At about 500 feet, the trail, marked in yellow, takes a sharp left and takes you deeper in the woods. Eventually the path skirts Pigeon Swamp – a name that refers to now-extinct passenger pigeons that used to travel above.
The mosquitoes here are brutal and I was grateful to be wearing long pants and sleeves. It's also a good idea to cover up to easily spot any ticks hitching a ride.
Once past the swamp, the path takes you to a shallow marsh. A red spur trail offers up a scenic view of the water and surrounding vegetation. Wildlife also abounds here. Within moments, I came across a garter snake and a great blue heron on the edge of the 40-acre habitat. The sights offered a short, but peaceful reprieve.
Back on the main trail, we made our way through an old pasture and more woods. Marked in blue, a shortcut appears about halfway into the hike leading back to the parking lot. But, the day was too gorgeous to cut this adventure short.
As we carried on, I noticed how well-protected this preserve is. Volunteers have taken great care to keep the path clear of debris. Along the way, I noticed downed trees cut into pieces and set aside so as not to block the trail. Such detail only adds to this preserve's kid-friendly atmosphere.
And there is still so much more to see for children and adults alike. Another spur trail leads hikers to historic remnants from an old mill that was in operation as early as 1777. An old home's cellar is one of the most prominent features at the site.
You can spot Big Pond peeking through the woods here. But, I wanted a closer look. The yellow trail skirts by the pond and offers beautiful views. For those wanting more, head to the clearly-labeled Babcock Hill Connector. From here, the Pond View Trail offers yet another vantage point of the 23-acre pond. The path loops back onto the connector which leads to a second parking area off Babcock Hill Road.

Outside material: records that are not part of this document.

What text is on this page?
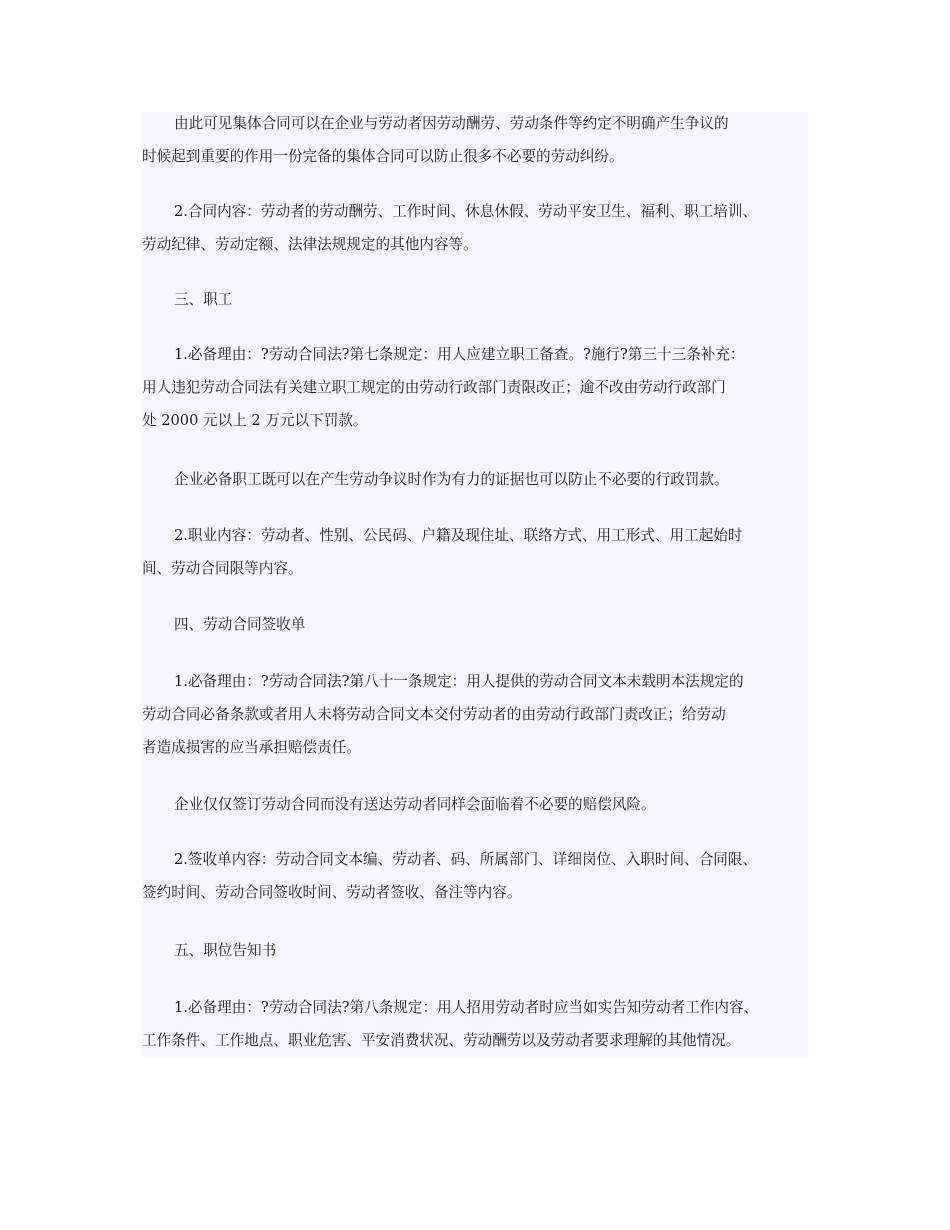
由此可见集体合同可以在企业与劳动者因劳动酬劳、劳动条件等约定不明确产生争议的
时候起到重要的作用一份完备的集体合同可以防止很多不必要的劳动纠纷。
2.合同内容：劳动者的劳动酬劳、工作时间、休息休假、劳动平安卫生、福利、职工培训、
劳动纪律、劳动定额、法律法规规定的其他内容等。
三、职工
1.必备理由：?劳动合同法?第七条规定：用人应建立职工备查。?施行?第三十三条补充：
用人违犯劳动合同法有关建立职工规定的由劳动行政部门责限改正；逾不改由劳动行政部门
处 2000 元以上 2 万元以下罚款。
企业必备职工既可以在产生劳动争议时作为有力的证据也可以防止不必要的行政罚款。
2.职业内容：劳动者、性别、公民码、户籍及现住址、联络方式、用工形式、用工起始时
间、劳动合同限等内容。
四、劳动合同签收单
1.必备理由：?劳动合同法?第八十一条规定：用人提供的劳动合同文本未载明本法规定的
劳动合同必备条款或者用人未将劳动合同文本交付劳动者的由劳动行政部门责改正；给劳动
者造成损害的应当承担赔偿责任。
企业仅仅签订劳动合同而没有送达劳动者同样会面临着不必要的赔偿风险。
2.签收单内容：劳动合同文本编、劳动者、码、所属部门、详细岗位、入职时间、合同限、
签约时间、劳动合同签收时间、劳动者签收、备注等内容。
五、职位告知书
1.必备理由：?劳动合同法?第八条规定：用人招用劳动者时应当如实告知劳动者工作内容、
工作条件、工作地点、职业危害、平安消费状况、劳动酬劳以及劳动者要求理解的其他情况。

I, however, stayed on the main trek running parallel to the water. I eventually made my way into the woods again where a pair of deer bounded close by. That perked Sampson's interest, but also alerted the deer who mad dash into the dense foliage. We gave them a wide berth and made our way back to the car.
But, it wasn't the only vehicle in the lot anymore. In just an hour's time, the place was packed with hikers and outdoor enthusiasts just like me – a true testament to the preserve's popularity and, hopefully, its longevity.
Directions: Take CT-66 E and turn right onto CT-85 S. In a little less than 2 miles, turn left onto CT-207 E. In a little less than 9 miles, turn left onto Kick Hill Rd. Continue onto Machine Shop Hill Rd. In about ½ mile, turn a hard right onto Pigeon Swamp Rd. Continue down the road until you see the entrance to the Preserve on the right.